Director: Paul Dano | 104 minutes | drama | Actors: Carey Mulligan, Jake Gyllenhaal, Ed Oxenbould, Travis W Bruyer, Zoe Margaret Colletti, Tom Huston Orr, Bill Camp, Darryl Cox, Ginger Gilmartin, Michael Gibbons
The early 1960s were the years of the universal American dream: family happiness with the husband as the breadwinner and the wife behind the stove of a detached house located on the spot where work was found. In the case of Wildlife, that is the state of Montana, where Jerry (Gyllenhaal) has a job on a golf course. And loses, and disappears to regain his manhood elsewhere. Jerry is the largely absent protagonist; Wildlife is mainly the story of 14-year-old Joe (Oxenbould) and his mother Jean (Mulligan), an enterprising woman who manages to make ends meet after hubby’s departure, but slowly fragments in the sequel.
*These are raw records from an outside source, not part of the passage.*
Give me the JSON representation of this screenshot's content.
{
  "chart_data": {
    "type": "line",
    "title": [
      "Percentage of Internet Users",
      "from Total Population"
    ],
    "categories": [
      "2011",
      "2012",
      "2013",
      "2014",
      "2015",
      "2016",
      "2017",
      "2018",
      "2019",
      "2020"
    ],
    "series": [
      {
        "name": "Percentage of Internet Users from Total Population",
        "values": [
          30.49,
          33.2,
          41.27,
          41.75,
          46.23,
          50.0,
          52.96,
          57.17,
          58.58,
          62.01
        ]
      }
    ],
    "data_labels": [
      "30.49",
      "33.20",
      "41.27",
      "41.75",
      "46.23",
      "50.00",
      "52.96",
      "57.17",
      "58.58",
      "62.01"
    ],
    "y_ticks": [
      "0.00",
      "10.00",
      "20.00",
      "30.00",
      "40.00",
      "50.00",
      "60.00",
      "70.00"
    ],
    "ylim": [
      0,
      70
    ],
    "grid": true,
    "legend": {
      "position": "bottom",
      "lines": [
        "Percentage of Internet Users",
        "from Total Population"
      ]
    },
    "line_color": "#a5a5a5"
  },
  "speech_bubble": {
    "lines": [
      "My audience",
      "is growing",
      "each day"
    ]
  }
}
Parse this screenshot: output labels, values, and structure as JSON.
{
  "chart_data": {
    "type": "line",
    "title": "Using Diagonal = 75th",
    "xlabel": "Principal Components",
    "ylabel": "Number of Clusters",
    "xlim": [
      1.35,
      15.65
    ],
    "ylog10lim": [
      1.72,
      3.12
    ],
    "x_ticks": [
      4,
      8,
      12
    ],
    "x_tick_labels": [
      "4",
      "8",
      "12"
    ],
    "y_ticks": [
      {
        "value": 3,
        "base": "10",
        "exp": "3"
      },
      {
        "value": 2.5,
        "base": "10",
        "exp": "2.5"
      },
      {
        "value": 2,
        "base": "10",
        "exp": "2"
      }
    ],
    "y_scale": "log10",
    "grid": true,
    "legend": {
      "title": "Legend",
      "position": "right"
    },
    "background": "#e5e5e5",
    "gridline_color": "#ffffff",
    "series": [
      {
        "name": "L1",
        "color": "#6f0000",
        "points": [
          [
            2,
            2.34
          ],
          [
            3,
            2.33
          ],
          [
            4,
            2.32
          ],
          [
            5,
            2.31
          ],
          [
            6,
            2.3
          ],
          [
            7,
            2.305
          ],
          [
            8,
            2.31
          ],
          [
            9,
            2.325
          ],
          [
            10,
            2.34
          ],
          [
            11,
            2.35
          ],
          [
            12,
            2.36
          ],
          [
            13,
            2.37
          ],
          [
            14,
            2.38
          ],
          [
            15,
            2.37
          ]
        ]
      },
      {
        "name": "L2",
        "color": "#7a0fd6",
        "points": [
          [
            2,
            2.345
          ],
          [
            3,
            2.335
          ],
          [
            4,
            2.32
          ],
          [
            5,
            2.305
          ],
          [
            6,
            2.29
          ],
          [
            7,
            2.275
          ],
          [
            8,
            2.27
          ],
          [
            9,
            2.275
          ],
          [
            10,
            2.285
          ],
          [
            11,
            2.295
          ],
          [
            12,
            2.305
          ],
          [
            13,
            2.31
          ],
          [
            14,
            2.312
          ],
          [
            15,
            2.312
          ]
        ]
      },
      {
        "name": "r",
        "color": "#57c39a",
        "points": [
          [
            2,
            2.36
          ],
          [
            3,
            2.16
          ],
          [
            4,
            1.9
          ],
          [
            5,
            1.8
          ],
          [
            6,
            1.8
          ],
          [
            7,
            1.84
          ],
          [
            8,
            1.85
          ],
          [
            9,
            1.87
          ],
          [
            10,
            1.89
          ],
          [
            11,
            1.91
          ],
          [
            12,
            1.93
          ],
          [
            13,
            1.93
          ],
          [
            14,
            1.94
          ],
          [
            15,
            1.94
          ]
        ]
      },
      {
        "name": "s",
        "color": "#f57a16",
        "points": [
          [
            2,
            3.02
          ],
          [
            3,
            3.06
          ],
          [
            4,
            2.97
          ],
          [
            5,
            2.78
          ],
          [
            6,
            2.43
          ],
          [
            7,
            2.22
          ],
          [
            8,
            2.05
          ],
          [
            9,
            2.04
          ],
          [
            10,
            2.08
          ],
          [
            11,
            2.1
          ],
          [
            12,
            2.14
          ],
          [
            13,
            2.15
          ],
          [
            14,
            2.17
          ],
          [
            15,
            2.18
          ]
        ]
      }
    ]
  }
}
As Hopper’s staged image of the time, “Wildlife” is already enough to be enjoyed, but mother’s emancipatory collapse is the most pressing. The woman behind the stove initially thrives as a swimming instructor, but moves in private on a cynical love path, with her son as a chaperone. Jerry’s hard-earned Cadillac is still there, but used for loveless sex with a rich old man (Camp) who also knows better. “Do you know anything better?” Mother says to son, the only confidant in her life. Joe doesn’t know either. The blue teenager is more responsible than his parents, and is not yet ready to handle that responsibility.
Plot-technically not much new; “Wildlife” knows how to surprise with skill. Love is cold, but there is nothing better, the debuting Dano shows through the excellent Mulligan. She has harvest years ahead of her in roles like this. When Jerry finally returns, we first see a Greyhound stop where no one gets off, then we see Joe run to a taxi and hug his father. Joe has to face all the arguments that follow, and Gyllenhaal is unwillingly overplayed by Mulligan. Jean has lost her respect for Jerry and goes her own way. As selfish as Jerry who lost his self-esteem and went his own way.